There are stories for days about her competitive nature. Any long-time member of this club has a few, and the one about the hours she spent hitting balls in the pouring rain is a popular refrain. Vaillancourt runs the local indoor golf school where Henderson spent a lot of winter days, back when she doubled as a hockey goalie for the Smiths Falls Cubs and would whip a tennis ball at the wall to test her reflexes during breaks from hitting balls. (She played her last game at the midget age to focus on golf.) But Vaillancourt’s favourite memory happened right here: He remembers watching from the clubhouse deck when, at 10, Henderson played in a junior tournament against a bunch of older boys. She three-putted the last hole to tie one of them. The kid with the long blond braid shook hands, picked up her bag and walked off the green, dragging her putter through the parking lot. She sat down behind Vaillancourt’s car and sulked until he went out to talk to her. “From the beginning,” Vaillancourt says, “you could see that fire.”

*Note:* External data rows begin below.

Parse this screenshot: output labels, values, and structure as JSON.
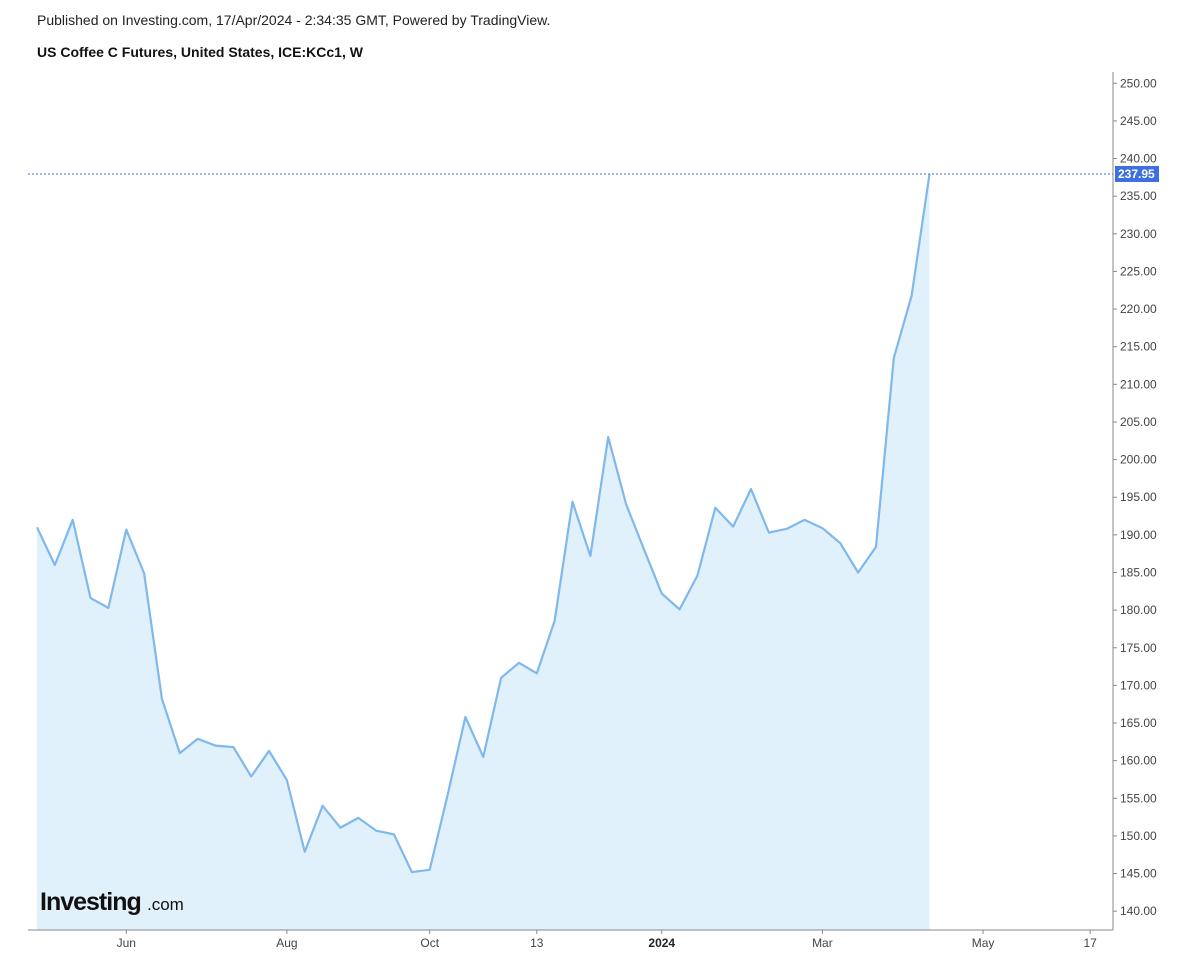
{
  "header": {
    "published": "Published on Investing.com, 17/Apr/2024 - 2:34:35 GMT, Powered by TradingView.",
    "title": "US Coffee C Futures, United States, ICE:KCc1, W"
  },
  "logo": {
    "main": "Investing",
    "sub": ".com"
  },
  "colors": {
    "line": "#7fb8ec",
    "fill": "#e1f1fb",
    "last_price": "#3d6fe0",
    "axis": "#888888"
  },
  "chart_data": {
    "type": "area",
    "title": "US Coffee C Futures, United States, ICE:KCc1, W",
    "ylim": [
      137.5,
      251.5
    ],
    "yticks": [
      "140.00",
      "145.00",
      "150.00",
      "155.00",
      "160.00",
      "165.00",
      "170.00",
      "175.00",
      "180.00",
      "185.00",
      "190.00",
      "195.00",
      "200.00",
      "205.00",
      "210.00",
      "215.00",
      "220.00",
      "225.00",
      "230.00",
      "235.00",
      "240.00",
      "245.00",
      "250.00"
    ],
    "xlabels": [
      {
        "label": "Jun",
        "index": 5,
        "bold": false
      },
      {
        "label": "Aug",
        "index": 14,
        "bold": false
      },
      {
        "label": "Oct",
        "index": 22,
        "bold": false
      },
      {
        "label": "13",
        "index": 28,
        "bold": false
      },
      {
        "label": "2024",
        "index": 35,
        "bold": true
      },
      {
        "label": "Mar",
        "index": 44,
        "bold": false
      },
      {
        "label": "May",
        "index": 53,
        "bold": false
      },
      {
        "label": "17",
        "index": 59,
        "bold": false
      }
    ],
    "x_slots": 61,
    "last_value_label": "237.95",
    "series": [
      {
        "values": [
          191.0,
          186.0,
          192.0,
          181.6,
          180.3,
          190.7,
          184.9,
          168.2,
          161.0,
          162.9,
          162.0,
          161.8,
          157.9,
          161.3,
          157.4,
          147.9,
          154.0,
          151.1,
          152.4,
          150.7,
          150.2,
          145.2,
          145.5,
          155.4,
          165.8,
          160.5,
          171.0,
          173.0,
          171.6,
          178.6,
          194.4,
          187.2,
          203.0,
          194.1,
          188.1,
          182.2,
          180.1,
          184.6,
          193.6,
          191.1,
          196.1,
          190.3,
          190.8,
          192.0,
          190.9,
          188.9,
          185.0,
          188.4,
          213.5,
          221.8,
          237.95
        ]
      }
    ]
  }
}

Today, Henderson’s team does not win the best-ball competition. She even finds water on a tee-shot. “That’s OK,” she says, smiling. Later, Vaillancourt widens his eyes and whispers: “She’s piiiissed.”

She may be, but Henderson hides it well. She thinks back to that little girl who cried after her first club championship and remembers how all the ladies were trying to console her, telling her how good she was. “I was so disappointed with how I played,” she says. “It wasn’t that I lost—it was that I knew I could do better.”

Remind her that she was just 10 and playing against women with much more experience and she just laughs.

Vaillancourt doesn’t remember much about Henderson losing that first tournament. He only recalls the next year, at age 11, when she won it by 23 strokes.